The
peroxisome proliferator-activated receptor gamma(PPARc) agonists
thiazolidinediones (TZDs) are prescribed for the treatment of
type 2 diabetes mellitus. Furthermore, it has been reported that TZDs have a beneficial effect on
neurodegenerative disorders, such as Alzheimer’s disease. However, the molecular mechanisms underlying this effect are not fully understood. Here, we investigated whether and how
troglitazone, a parent TZD
drug, inhibits tau phosphorylation.Treatment with
troglitazone decreased tau-Thr231 phosphorylation and p35, the specific activator of
cyclin-dependent kinase 5 (CDK5), in a dose- and time-dependent manner.

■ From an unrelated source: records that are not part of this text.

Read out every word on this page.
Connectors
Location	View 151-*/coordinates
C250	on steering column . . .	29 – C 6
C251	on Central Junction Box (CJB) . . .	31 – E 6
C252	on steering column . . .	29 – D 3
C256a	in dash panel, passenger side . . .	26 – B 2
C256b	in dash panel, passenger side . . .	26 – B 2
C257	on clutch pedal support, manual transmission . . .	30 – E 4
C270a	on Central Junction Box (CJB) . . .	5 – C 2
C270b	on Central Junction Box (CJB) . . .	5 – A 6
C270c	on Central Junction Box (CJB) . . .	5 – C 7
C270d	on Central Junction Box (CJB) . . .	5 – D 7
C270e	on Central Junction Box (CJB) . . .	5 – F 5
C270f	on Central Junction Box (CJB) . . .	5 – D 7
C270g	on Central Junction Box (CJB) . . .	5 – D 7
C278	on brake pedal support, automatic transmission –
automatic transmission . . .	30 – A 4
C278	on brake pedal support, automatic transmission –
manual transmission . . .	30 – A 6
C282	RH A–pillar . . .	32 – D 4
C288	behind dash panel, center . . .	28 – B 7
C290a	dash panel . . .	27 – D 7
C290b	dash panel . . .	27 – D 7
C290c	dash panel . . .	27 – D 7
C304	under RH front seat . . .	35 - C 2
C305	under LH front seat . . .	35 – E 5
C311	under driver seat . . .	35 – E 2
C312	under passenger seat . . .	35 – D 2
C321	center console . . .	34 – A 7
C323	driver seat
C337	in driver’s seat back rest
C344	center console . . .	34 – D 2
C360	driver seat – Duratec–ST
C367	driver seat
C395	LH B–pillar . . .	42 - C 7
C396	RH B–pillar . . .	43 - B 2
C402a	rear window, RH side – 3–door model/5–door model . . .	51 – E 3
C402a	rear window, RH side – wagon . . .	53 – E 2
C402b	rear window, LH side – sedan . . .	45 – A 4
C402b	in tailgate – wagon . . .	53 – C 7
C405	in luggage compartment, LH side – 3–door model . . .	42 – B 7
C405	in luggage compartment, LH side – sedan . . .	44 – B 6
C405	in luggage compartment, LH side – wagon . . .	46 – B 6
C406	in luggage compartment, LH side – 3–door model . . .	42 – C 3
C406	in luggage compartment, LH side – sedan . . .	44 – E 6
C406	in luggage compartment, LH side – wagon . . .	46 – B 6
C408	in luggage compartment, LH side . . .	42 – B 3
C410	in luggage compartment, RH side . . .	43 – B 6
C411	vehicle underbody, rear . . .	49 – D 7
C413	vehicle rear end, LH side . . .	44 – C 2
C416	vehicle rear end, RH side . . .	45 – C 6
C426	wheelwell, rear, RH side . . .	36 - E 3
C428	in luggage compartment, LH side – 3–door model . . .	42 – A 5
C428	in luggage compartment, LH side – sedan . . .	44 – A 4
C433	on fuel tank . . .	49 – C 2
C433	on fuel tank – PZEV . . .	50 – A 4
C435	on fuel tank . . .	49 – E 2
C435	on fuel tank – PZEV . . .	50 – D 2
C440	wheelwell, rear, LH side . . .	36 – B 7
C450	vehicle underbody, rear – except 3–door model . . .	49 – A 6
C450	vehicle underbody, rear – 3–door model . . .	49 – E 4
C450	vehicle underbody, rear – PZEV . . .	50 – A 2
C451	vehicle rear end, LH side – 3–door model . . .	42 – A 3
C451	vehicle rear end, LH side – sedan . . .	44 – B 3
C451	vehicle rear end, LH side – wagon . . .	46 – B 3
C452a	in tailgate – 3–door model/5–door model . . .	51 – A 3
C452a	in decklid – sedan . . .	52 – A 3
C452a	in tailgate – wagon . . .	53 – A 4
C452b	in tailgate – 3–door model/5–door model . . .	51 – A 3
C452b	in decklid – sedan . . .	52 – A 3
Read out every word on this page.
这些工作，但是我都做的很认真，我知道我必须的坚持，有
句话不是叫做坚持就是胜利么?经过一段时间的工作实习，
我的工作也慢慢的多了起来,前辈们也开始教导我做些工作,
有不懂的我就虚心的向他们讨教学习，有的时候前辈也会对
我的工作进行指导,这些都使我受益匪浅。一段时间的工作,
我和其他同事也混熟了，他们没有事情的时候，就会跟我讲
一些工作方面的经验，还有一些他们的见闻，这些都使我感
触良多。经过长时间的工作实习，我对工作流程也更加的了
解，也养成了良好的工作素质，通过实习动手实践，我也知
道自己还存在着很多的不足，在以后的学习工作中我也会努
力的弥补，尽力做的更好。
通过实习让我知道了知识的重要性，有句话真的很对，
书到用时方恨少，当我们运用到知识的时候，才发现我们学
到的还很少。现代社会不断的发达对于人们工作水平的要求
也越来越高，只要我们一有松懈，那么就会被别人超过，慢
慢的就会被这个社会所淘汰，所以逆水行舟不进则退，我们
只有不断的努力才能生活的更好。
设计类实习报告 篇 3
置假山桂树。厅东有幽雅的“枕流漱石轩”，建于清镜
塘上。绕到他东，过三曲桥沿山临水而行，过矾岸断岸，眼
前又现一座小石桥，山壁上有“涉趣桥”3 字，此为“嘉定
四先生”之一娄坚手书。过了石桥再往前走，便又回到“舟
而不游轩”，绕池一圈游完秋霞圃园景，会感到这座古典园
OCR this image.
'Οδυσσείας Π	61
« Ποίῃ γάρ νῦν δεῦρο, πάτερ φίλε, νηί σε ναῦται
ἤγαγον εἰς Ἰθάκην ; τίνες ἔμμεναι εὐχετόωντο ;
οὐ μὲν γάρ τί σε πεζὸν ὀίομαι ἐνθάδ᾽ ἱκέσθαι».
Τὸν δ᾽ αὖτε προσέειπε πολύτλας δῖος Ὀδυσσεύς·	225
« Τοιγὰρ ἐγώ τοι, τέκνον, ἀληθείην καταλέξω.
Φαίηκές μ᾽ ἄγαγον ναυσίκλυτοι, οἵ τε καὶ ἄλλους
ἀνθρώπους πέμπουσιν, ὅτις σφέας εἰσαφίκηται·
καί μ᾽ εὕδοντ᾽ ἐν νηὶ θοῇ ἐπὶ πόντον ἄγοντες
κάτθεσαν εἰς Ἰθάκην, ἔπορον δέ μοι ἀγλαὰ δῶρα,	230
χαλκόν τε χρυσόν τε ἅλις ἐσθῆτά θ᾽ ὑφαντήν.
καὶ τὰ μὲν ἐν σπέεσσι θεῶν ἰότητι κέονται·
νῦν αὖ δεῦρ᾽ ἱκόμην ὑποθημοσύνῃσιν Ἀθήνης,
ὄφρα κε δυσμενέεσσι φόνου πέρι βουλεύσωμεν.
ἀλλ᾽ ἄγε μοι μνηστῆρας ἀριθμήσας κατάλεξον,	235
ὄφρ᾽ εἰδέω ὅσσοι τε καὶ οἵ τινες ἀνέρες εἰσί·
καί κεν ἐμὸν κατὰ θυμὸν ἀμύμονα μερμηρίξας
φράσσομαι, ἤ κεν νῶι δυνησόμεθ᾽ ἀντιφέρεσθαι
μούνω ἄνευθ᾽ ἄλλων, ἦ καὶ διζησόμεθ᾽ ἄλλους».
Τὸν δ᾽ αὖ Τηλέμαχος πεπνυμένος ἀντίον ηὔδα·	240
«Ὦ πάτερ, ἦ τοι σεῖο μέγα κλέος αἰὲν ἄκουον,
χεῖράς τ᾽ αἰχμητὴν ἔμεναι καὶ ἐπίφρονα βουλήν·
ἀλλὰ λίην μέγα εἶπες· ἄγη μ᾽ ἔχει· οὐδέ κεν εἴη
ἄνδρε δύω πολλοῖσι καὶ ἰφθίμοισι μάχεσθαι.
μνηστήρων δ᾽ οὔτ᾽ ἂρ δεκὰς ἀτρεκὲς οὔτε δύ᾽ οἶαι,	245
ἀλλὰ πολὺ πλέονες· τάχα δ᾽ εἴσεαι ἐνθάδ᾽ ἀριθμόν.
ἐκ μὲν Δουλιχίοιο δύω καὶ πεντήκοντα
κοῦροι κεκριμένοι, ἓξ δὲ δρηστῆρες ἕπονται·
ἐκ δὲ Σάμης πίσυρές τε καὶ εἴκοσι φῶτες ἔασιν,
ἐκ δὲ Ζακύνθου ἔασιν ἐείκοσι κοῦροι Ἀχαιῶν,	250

Troglitazone also decreased CDK5 enzymatic activity, and ectopic expression of p25, the cleaved and more active form of p35, restored the
troglitazone-induced decrease in tau-Thr231 phosphorylation. Treatment with either
MG-132, a reversible
proteasome inhibitor, or
lactacystin, a specific and irreversible
26S proteasome inhibitor, significantly reversed the observed inhibitory effects of
troglitazone. However,
GW9662, a specific and irreversible PPARc antagonist, did not alter the observed inhibitory effects. Similar results were also found when other TZD drugs,
pioglitazone and
rosiglitazone, were used. Treatment with various inhibitors revealed that
troglitazone-induced inhibitions of tau-Thr231 phosphorylation and p35 expression were not mediated by
glycogen synthase kinase 3b,
protein kinase A, and
protein phosphatase 2A signaling pathways.Finally, we also found that the same observed inhibitory effects of
troglitazone hold true for the use of primary cortical neurons. Taken together, we demonstrated that TZDs repressed tau-Thr231 phosphorylation via the inhibition of CDK5 activity, which was mediated by the proteasomal degradation of p35 and a PPARc-independent signaling pathway.